I could not do that, I said. Unless I had someone to talk to while doing my work. Then again, you cannot just talk to the same person for a straight week and not run out of topics. Unless you are: the chatty type, talking with your soulmate, talking with good friends, talking for a living.

But even those who talk for a living need a “shut-mouth” sometimes.

Working people need to unload sometimes. This is something I have learned while I am studying. This is also something which I sometimes *ubo ubo* abuse, but I enjoyed abusing it, nevertheless.

The thing about being workaholic is, it is sometimes not healthy. So that we could function better and normally for the next hours, we need to get blank for a few seconds. This is not a liability for a company. It should, in fact, be made mandatory.

Selfish me.

The people at home are teasing me. They said I’ve become more selfish. Hahaha!

What they said was entirely true. I was and still am selfish. I work too hard. I seldom spend time with them. I am even more stingy.
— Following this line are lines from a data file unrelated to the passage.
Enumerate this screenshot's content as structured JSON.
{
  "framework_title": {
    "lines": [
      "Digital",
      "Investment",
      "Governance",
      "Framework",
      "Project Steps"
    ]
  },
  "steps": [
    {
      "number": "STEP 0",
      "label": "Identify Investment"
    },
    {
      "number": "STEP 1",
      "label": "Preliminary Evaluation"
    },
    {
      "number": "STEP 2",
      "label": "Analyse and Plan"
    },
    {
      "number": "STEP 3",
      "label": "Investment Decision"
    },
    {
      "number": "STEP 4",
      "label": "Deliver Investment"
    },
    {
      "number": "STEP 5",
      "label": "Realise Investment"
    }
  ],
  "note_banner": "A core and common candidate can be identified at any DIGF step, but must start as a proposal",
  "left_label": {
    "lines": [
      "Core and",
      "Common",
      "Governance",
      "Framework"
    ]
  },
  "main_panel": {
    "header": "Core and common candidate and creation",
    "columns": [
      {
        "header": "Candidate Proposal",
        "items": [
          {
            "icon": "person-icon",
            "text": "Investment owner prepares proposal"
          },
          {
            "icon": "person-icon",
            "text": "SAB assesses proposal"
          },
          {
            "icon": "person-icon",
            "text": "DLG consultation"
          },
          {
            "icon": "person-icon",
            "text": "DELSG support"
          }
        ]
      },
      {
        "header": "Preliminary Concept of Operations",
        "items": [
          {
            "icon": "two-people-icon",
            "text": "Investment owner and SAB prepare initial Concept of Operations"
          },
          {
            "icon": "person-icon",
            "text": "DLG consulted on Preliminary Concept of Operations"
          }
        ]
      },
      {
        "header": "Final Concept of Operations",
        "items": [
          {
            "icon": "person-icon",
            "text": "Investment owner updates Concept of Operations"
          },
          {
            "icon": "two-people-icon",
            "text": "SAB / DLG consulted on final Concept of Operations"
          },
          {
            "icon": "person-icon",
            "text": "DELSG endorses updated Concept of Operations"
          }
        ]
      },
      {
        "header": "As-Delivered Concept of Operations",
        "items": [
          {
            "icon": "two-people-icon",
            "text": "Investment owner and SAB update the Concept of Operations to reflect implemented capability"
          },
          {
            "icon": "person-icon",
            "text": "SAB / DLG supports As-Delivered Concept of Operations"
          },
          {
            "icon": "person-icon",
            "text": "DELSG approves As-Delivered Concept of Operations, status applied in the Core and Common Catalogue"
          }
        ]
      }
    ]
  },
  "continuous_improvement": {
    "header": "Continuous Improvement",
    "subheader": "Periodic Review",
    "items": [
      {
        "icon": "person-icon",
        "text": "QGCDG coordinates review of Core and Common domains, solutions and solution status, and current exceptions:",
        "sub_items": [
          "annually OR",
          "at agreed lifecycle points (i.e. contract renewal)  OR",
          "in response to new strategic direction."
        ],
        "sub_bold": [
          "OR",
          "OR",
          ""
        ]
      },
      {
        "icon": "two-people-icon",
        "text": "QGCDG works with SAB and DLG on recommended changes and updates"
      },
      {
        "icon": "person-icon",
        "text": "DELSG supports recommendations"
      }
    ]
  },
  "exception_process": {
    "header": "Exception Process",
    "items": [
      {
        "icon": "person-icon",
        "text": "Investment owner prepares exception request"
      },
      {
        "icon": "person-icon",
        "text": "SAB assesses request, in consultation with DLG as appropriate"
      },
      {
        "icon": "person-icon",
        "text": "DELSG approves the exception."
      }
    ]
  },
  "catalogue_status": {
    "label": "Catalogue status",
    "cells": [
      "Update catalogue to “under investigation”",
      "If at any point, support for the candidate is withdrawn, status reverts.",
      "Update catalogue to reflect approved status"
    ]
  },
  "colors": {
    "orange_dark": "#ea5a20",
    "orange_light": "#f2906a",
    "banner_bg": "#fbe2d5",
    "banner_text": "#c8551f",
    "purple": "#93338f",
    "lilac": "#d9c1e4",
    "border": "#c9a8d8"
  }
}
Father: “Ikaw, kung i-text ka Monday, Friday ka pa ga-reply.” Awts.
Mother: “Abi pagturog don, indi sagay pulaw. Ikaw lang da mamanggaranon eh.”
Brother: “Te, indi mo gid ko pagtaw-an ka dang ginakaon mo?”
Sister: “Binli man ya ayam.”

Translation:

Amay: Text back ASAP, you!
Iloy: Sleep now, pay later.
Utod nga lalaki: Im hungry too, you know.
Utod nga babaye: Arf!

Whew. That was hard. Hahah!
But honestly, yes. I am even more selfish that I’ve lost more weight from too much work. That’s why they are pressuring me to go home for the holidays and fatten up. (Execution date is near, siguro.)

But, as pissed as they are with how delicately I am handling myself, I am so glad to be able to go home. XD

Testing the waters

When I was in high school—no boyfriend, many crushes—I often wondered why boys needed to ask girls if they stand a chance with them before they actually court them.

“If I would court you, do I have a chance?”

The question always puzzled me. Not only was it a dead giveaway for boys, it would also defeat the purpose of courtship.

Why not go ahead and bola the hell out of her? If you’re lucky, good for you! If not, find another one.
Why not become the adventurer, the scout, the pregnant girl who did away with the ultrasound?

Then I realized, I wasn’t thinking about their feelings. The adventurers. Of course they’d want to have something solid to step on. Testing the waters would be a nice way to invade and evade. Invade if you indeed stood a chance and evade if otherwise.

But, that would be boring. There is nothing like the hurt and tears caused by heartbreak.

Good for the reboundees. The Manang selling Red Horse. The stingy barkadas.